The old woman, who bears the claw marks of a bird where her missing right eye should be, tells the Mages and their Companions that she does indeed have what they seek. Another Wizard, a dark and mysterious sort who looked the part of the Sorcerer far more than the PCs did, wanted to purchase it from her just the other day but he wouldn't pay her price and so she would not sell him the herbs.

Her price was the retrieval of her lost eye.

Stolen when she was a young lass, the age her granddaughter is now, by a raven who flew North into the thick woods. If the Mages can return her eye to her she will give them what they need...

More to come,

Barking Alien


  1. Very cool- look forward to reading more of this.

  2. Nice! Also looking forward to more updates. Ran a Ars Magica Campaign with scandinavian roots a couple of years ago. Had the chance to weave in a bit more of the norse and viking influence since it was set to York 1065. A very unstable Stonehenge Tribunal and politically unstable Britian.

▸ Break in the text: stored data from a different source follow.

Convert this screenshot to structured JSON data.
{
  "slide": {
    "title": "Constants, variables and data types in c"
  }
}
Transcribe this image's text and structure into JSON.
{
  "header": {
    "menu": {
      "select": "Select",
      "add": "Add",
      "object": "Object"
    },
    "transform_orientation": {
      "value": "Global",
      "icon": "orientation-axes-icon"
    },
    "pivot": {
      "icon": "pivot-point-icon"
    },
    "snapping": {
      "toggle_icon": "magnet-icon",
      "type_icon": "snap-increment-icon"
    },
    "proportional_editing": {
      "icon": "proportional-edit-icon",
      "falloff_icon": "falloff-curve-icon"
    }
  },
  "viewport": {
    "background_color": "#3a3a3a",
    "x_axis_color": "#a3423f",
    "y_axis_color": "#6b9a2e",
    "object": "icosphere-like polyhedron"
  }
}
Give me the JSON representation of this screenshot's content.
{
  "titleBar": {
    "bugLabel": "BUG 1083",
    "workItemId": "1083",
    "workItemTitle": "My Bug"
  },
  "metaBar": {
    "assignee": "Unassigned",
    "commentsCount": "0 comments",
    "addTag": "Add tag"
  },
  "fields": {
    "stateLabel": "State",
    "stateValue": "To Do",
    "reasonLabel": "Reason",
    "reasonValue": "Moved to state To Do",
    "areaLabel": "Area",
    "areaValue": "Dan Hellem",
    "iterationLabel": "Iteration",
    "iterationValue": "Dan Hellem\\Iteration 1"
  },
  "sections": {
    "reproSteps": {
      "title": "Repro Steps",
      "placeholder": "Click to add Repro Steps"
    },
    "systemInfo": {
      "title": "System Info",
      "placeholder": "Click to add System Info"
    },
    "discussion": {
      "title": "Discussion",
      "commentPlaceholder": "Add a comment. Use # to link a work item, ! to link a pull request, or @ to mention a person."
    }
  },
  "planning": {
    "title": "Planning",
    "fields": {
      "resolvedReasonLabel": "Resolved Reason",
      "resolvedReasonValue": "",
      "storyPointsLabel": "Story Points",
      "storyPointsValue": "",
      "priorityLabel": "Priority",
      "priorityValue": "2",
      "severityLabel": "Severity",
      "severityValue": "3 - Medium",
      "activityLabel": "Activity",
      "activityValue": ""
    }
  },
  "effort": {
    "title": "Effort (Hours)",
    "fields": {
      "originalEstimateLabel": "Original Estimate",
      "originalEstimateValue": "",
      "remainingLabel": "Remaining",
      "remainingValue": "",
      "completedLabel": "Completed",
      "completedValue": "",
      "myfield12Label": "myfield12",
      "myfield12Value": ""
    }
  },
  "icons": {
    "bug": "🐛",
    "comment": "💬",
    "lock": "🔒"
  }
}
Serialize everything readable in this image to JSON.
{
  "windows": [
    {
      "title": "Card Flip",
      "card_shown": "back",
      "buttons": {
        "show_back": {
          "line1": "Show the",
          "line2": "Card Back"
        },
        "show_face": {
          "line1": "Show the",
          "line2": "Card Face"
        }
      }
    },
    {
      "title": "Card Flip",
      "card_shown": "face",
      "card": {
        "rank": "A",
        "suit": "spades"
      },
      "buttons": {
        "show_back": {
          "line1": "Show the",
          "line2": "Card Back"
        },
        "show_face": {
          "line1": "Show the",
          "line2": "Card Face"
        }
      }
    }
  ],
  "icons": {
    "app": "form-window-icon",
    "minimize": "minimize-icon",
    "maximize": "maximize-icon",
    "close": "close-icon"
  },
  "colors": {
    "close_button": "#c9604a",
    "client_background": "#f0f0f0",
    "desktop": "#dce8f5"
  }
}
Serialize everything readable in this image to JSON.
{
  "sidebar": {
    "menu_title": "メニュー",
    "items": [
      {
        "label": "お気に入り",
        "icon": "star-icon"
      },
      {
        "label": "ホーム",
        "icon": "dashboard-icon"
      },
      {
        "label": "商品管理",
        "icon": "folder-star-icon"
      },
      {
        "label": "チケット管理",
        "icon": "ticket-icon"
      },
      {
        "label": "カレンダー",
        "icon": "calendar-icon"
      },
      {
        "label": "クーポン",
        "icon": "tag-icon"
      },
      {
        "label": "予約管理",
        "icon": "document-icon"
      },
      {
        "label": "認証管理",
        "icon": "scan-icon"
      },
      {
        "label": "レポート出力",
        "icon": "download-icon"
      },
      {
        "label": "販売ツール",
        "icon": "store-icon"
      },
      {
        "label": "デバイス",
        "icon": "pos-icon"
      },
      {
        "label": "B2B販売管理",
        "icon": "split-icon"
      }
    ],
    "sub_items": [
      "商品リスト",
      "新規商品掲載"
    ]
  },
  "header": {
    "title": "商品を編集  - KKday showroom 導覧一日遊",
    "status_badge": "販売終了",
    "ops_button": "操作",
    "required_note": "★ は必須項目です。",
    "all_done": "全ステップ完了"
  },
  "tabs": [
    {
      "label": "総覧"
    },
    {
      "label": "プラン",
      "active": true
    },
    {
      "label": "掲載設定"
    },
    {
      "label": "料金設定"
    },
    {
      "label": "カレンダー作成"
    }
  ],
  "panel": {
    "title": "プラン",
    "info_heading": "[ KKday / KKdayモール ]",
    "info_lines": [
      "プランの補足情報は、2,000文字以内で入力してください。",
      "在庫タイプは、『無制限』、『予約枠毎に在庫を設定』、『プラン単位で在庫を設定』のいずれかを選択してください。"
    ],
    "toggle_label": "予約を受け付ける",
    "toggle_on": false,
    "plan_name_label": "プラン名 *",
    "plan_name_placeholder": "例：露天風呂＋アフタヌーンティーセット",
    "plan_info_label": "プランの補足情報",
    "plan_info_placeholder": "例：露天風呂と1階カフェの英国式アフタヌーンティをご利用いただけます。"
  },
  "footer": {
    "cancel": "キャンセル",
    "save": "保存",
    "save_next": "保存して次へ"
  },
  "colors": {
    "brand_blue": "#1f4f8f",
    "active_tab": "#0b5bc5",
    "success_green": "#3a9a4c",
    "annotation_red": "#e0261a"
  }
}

    1. I think Ars Magica works best when the social and political elements of the time frame the campaign, even if they don't direct get involved in it.

      Actually, I can see that happening in this campaign far more than it did in many of my previous Ars Magica outtings. Usually I am more focused on the folklore/fairy tale nature of Mythic Europe and not the fact that the setting happens to be Europe in the Middle Ages. This time however, with the players being more detail oriented and less familiar with the fantastic angle of the source material, history may have something to say in the matter.

  3. Alright, the whole "retrieve my eye" thing has the wheels turning here now. That's a strong hook just by itself.